Since the mount behavior occurs after the start, as long as the restart after the reboot should solve the problem. Although a bit wordy.

podman machine ssh sudo systemctl reboot
podman machine stop
podman machine start
github-actions[bot] commented 1 year ago

A friendly reminder that this issue had no activity for 30 days.

rhatdan commented 1 year ago

@iamkirkbater are you still working on this?

iamkirkbater commented 1 year ago

👋🏼 I haven't had a chance to work on this for a while due to conflicting priorities. I've just been restarting my podman machine with podman machine stop && sleep 3 && podman machine start but haven't had a chance to circle back to this yet.

iamkirkbater commented 1 year ago

I also think that I'm at the limits of my systemd knowledge with #16143 and I'm not sure if I'd be able to make any more progress with what I have there.

github-actions[bot] commented 1 year ago

A friendly reminder that this issue had no activity for 30 days.

rhatdan commented 1 year ago

@Luap99 @ashley-cui @baude Is this still an issue?

Luap99 commented 1 year ago

yes

wnm3 commented 1 year ago

Related issue for MacOS. Using /etc/synthetic.conf I have a symlink from ~/store -> /store and attempting to mount /store/pipeline with the -v CLI option for the run command fails with the same Error: statfs /store/pipeline no such file or directory error which keeps the container from running.

BlaineEXE commented 1 year ago

Does anyone know whether this issue may be related to podman hanging often when my macbook wakes from sleep? I have also been experiencing this mount issue, but I only notice during the few instances of podman not hanging after I step away for a while.

Whenever I open my laptop, any "real" podman command hangs (e.g., podman images or podman ps), and I have to podman machine stop && sleep 1 && podman machine start to get podman to run again.

I have theorized that the podman hanging issue may be related to the mount issue, presuming that the socket mount is failing when podman hangs, but I'm not sure if that's the case.

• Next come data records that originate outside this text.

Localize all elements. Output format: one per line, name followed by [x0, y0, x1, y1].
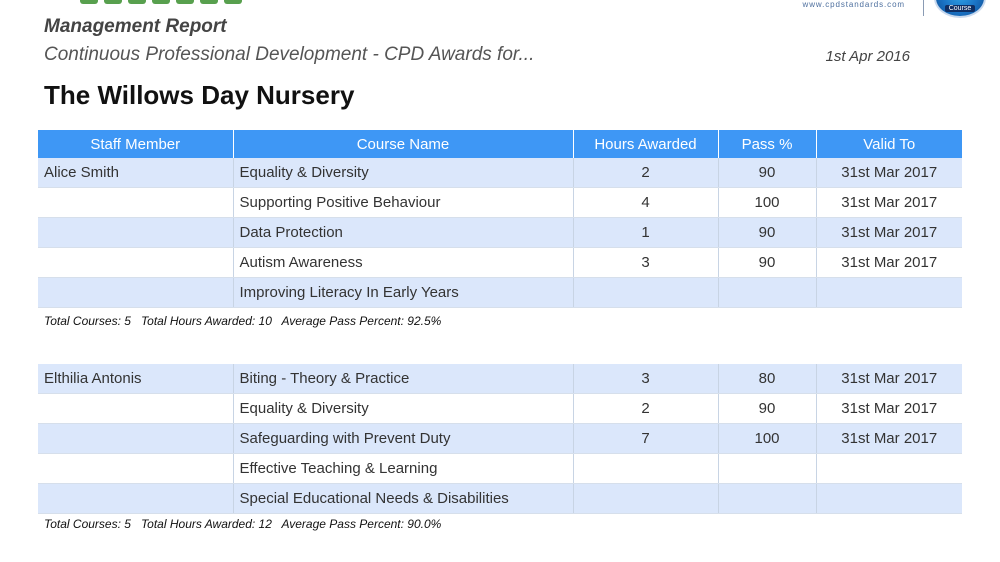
pass-cell: 80	[718, 364, 817, 394]
hours-cell: 1	[573, 217, 719, 248]
pass-cell	[718, 453, 817, 484]
table-row: Data Protection 1 90 31st Mar 2017	[38, 217, 962, 248]
table-row: Autism Awareness 3 90 31st Mar 2017	[38, 247, 962, 278]
organisation-name: The Willows Day Nursery	[44, 80, 355, 110]
hours-cell: 4	[573, 187, 719, 218]
valid-to-cell: 31st Mar 2017	[816, 393, 962, 424]
valid-to-cell: 31st Mar 2017	[816, 364, 962, 394]
report-heading: Management Report	[44, 16, 227, 37]
staff-member-cell: Alice Smith	[38, 158, 234, 188]
pass-cell	[718, 277, 817, 308]
table-row: Improving Literacy In Early Years	[38, 277, 962, 308]
header-hours-awarded: Hours Awarded	[573, 130, 719, 158]
cpd-seal-icon: Course	[934, 0, 986, 18]
course-name-cell: Equality & Diversity	[233, 393, 574, 424]
course-name-cell: Improving Literacy In Early Years	[233, 277, 574, 308]
course-name-cell: Supporting Positive Behaviour	[233, 187, 574, 218]
table-row: Alice Smith Equality & Diversity 2 90 31…	[38, 158, 962, 188]
valid-to-cell	[816, 453, 962, 484]
staff-summary: Total Courses: 5 Total Hours Awarded: 12…	[44, 517, 442, 531]
header-course-name: Course Name	[233, 130, 574, 158]
hours-cell: 2	[573, 158, 719, 188]
pass-cell: 90	[718, 217, 817, 248]
staff-member-cell	[38, 393, 234, 424]
table-row: Supporting Positive Behaviour 4 100 31st…	[38, 187, 962, 218]
staff-member-cell: Elthilia Antonis	[38, 364, 234, 394]
valid-to-cell: 31st Mar 2017	[816, 423, 962, 454]
hours-cell: 3	[573, 247, 719, 278]
valid-to-cell: 31st Mar 2017	[816, 217, 962, 248]
staff-summary: Total Courses: 5 Total Hours Awarded: 10…	[44, 314, 442, 328]
course-name-cell: Special Educational Needs & Disabilities	[233, 483, 574, 514]
report-date: 1st Apr 2016	[825, 48, 911, 65]
cpd-brand: www.cpdstandards.com Course	[802, 0, 986, 18]
report-subtitle: Continuous Professional Development - CP…	[44, 44, 535, 65]
seal-word: Course	[944, 5, 976, 12]
valid-to-cell: 31st Mar 2017	[816, 247, 962, 278]
valid-to-cell: 31st Mar 2017	[816, 158, 962, 188]
staff-member-cell	[38, 247, 234, 278]
hours-cell	[573, 453, 719, 484]
staff-member-cell	[38, 187, 234, 218]
course-name-cell: Equality & Diversity	[233, 158, 574, 188]
pass-cell: 100	[718, 187, 817, 218]
table-row: Elthilia Antonis Biting - Theory & Pract…	[38, 364, 962, 394]
table-row: Safeguarding with Prevent Duty 7 100 31s…	[38, 423, 962, 454]
hours-cell: 3	[573, 364, 719, 394]
staff-member-cell	[38, 483, 234, 514]
brand-divider	[923, 0, 924, 16]
staff-member-cell	[38, 277, 234, 308]
brand-url: www.cpdstandards.com	[802, 0, 905, 9]
table-row: Equality & Diversity 2 90 31st Mar 2017	[38, 393, 962, 424]
staff-courses-table-elthilia: Elthilia Antonis Biting - Theory & Pract…	[38, 364, 962, 514]
table-row: Special Educational Needs & Disabilities	[38, 483, 962, 514]
header-staff-member: Staff Member	[38, 130, 234, 158]
staff-member-cell	[38, 423, 234, 454]
pass-cell: 100	[718, 423, 817, 454]
hours-cell	[573, 277, 719, 308]
hours-cell: 7	[573, 423, 719, 454]
header-valid-to: Valid To	[816, 130, 962, 158]
hours-cell: 2	[573, 393, 719, 424]
table-header-row: Staff Member Course Name Hours Awarded P…	[38, 130, 962, 158]
header-pass-percent: Pass %	[718, 130, 817, 158]
course-name-cell: Autism Awareness	[233, 247, 574, 278]
valid-to-cell	[816, 277, 962, 308]
staff-courses-table-alice: Staff Member Course Name Hours Awarded P…	[38, 130, 962, 308]
course-name-cell: Safeguarding with Prevent Duty	[233, 423, 574, 454]
pass-cell: 90	[718, 247, 817, 278]
pass-cell	[718, 483, 817, 514]
company-logo-fragment	[80, 0, 320, 4]
hours-cell	[573, 483, 719, 514]
pass-cell: 90	[718, 393, 817, 424]
staff-member-cell	[38, 453, 234, 484]
course-name-cell: Biting - Theory & Practice	[233, 364, 574, 394]
pass-cell: 90	[718, 158, 817, 188]
table-row: Effective Teaching & Learning	[38, 453, 962, 484]
course-name-cell: Effective Teaching & Learning	[233, 453, 574, 484]
valid-to-cell: 31st Mar 2017	[816, 187, 962, 218]
valid-to-cell	[816, 483, 962, 514]
course-name-cell: Data Protection	[233, 217, 574, 248]
staff-member-cell	[38, 217, 234, 248]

Could anyone suggest what the best ways for me to debug the hanging issue would be?

F30 commented 11 months ago

This is a really annoying issue given that it also affects automatic updates of the Podman machine. (I assume it's the same bug).

Zincati will apply updates to the machine at random times by default (or at defined times if you configure a custom update strategy). As part of that, the machine will get rebooted and all mounts will be lost, e.g. leading to VS Code dev containers crashing.

wnm3 commented 11 months ago

I'd received a solution in this issue for enabling mounting of special symbolic links that requires additional commands when creating the podman machine. It works fine until I reboot or the machine is restarted. It turns out the settings I needed can be added in a containers.conf file.

Until I learned this, I used the script below to reinitialize podman's machine:

#! /bin/bash
echo "Answer yes below to remove the existing machine"
podman machine rm
podman machine init -v /Users:/Users -v /private:/private -v /var/folders:/var/folders -v /store:/store
podman machine start

By allowing some additional mount commands to be run when initializing the machine it might allow this issue to be solved as well.